Quando nos reencontramos adiante, em passos claudicantes, ela parecia muito mais velha do que minutos atrás. Suas fraldas saiam pelos lados de sua roupa. Solidário eu pretendera ajudá-la a ajeitar-se. Tive a impressão de que com a urina quente escapando-lhe das fraldas frouxas se fora sua atração libidinosa de cinquenta anos atrás.

– Vocês me deixam nervosa! – Disse a filha mais velha, que já levara de volta para o carro as crianças que vez por outra eu e a Rainha Doce tomávamos como nossas.

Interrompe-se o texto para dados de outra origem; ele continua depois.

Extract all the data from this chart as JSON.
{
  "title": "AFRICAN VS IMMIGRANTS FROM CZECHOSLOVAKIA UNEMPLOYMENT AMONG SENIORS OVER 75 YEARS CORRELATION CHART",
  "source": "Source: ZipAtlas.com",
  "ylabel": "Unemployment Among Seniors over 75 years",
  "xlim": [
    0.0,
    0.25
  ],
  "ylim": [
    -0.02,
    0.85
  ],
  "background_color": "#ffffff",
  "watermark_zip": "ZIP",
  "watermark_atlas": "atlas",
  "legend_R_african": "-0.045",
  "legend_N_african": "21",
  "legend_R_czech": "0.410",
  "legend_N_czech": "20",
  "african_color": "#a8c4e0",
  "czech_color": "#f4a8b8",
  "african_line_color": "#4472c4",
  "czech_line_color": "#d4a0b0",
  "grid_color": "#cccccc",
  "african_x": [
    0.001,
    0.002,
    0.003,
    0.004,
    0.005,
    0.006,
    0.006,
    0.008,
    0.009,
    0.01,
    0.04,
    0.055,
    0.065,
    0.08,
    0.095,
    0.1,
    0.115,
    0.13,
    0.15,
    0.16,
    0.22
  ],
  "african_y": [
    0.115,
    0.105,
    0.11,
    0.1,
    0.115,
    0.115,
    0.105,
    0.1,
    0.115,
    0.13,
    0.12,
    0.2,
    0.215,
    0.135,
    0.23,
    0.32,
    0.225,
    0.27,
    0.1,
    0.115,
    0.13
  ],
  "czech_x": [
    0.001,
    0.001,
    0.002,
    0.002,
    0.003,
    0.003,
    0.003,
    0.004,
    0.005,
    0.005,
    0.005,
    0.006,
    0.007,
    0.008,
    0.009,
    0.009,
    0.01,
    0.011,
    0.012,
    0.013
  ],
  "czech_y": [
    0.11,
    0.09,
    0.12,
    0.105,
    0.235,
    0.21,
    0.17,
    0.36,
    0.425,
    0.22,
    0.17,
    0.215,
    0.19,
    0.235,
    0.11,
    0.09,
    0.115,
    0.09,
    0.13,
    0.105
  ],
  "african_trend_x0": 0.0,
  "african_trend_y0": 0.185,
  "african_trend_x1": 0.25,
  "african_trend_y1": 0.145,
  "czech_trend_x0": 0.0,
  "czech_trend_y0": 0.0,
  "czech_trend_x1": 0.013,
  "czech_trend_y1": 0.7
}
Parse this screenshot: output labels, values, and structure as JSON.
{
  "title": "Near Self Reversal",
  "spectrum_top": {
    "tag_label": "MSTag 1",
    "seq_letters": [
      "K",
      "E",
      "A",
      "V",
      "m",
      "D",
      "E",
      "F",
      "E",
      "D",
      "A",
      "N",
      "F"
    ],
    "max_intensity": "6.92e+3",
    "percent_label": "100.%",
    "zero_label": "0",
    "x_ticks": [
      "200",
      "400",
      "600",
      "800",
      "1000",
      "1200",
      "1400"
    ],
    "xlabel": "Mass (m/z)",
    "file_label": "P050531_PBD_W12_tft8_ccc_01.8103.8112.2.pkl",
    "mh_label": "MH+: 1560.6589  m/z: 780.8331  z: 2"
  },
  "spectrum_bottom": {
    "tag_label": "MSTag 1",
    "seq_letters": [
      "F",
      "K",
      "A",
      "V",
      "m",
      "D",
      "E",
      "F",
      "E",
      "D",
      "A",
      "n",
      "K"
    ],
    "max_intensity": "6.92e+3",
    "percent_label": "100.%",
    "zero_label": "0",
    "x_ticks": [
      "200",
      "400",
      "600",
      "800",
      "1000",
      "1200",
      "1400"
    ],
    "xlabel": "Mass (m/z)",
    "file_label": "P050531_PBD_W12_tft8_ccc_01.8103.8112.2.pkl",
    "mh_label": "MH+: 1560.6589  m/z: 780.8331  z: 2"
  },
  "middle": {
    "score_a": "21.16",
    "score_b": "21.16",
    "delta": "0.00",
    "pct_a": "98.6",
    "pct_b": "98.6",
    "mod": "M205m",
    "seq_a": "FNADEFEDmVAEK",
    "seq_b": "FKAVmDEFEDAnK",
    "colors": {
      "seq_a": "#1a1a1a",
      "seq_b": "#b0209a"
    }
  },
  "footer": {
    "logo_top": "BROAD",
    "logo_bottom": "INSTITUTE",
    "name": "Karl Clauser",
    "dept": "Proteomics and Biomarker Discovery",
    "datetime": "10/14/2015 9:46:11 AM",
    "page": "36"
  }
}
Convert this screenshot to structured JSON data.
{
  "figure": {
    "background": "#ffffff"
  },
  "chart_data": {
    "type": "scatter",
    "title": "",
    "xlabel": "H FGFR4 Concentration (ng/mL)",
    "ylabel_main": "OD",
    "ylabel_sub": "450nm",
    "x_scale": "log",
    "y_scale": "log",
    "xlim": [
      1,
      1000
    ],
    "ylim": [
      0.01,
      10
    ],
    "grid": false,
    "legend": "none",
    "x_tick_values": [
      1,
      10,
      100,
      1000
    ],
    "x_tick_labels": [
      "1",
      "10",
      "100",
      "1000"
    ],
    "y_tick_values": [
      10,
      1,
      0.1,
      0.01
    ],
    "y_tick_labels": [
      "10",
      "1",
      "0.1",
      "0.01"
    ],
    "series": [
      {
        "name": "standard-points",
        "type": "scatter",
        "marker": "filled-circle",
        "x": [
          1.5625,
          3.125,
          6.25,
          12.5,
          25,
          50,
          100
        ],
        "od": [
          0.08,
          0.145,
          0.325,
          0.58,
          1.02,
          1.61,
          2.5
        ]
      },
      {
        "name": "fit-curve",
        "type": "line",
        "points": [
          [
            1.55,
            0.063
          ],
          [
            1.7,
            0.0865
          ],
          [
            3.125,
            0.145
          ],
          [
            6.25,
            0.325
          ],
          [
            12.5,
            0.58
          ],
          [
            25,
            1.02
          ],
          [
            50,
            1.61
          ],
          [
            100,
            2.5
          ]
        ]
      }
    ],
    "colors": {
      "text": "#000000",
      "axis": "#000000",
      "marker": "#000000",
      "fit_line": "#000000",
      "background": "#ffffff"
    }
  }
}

– Vocês querem morrer? Não estão sentindo a chuvarada que está caindo? Vamos levar, os dois, agora mesmo para um hospital veterinário. Não tem medicina que trate disto em vocês! Venham logo!

Com olhos embaciados eu observava a gesticulação de minha filha, imaginando suas palavras de votos de saúde e paz para o casal. Um amigo disse certa vez que era de alta conveniência a gente não ver e não ouvir muito bem vez que assim a natureza nos poupa aborrecimentos gratuitos.

De seus carros, filhos, netos e bisnetos que nos acompanharam, a contragosto, naquele ritual amoroso de alto risco tinham ares de preocupação. Filhos que nunca cresceram e voltarão a usar fraldas a cada nova geração sem perceberem que secaram as cachoeiras amorosas da africana mãe Eva original. Acenavam para apressarmos saída daquela chuva torrencial sem considerar as fraldas mal ajeitadas que ela arrancou e jogou fora na areia junto com mais de cinquenta gotas de urina. Nesta ida até os cômoros parecia que tínhamos dado o giro da vertigem buscando expiação que nos reconciliasse vez por todas, penitenciados, enfim, por uma vida entrecortada por alegrias de nem tanto. Apesar da vontade de chamar alguém que nos ajudasse a vencer o peso constrangedor da areia em nossas pernas, pés e roupas encharcadas, revoltado tomei de um punhado de areia e joguei na direção do mar. Dando graças a Deus por meu confessor haver jurado esquecimento, não era mais como oferenda de agradecimento por qualquer coisa, sim um desaforo.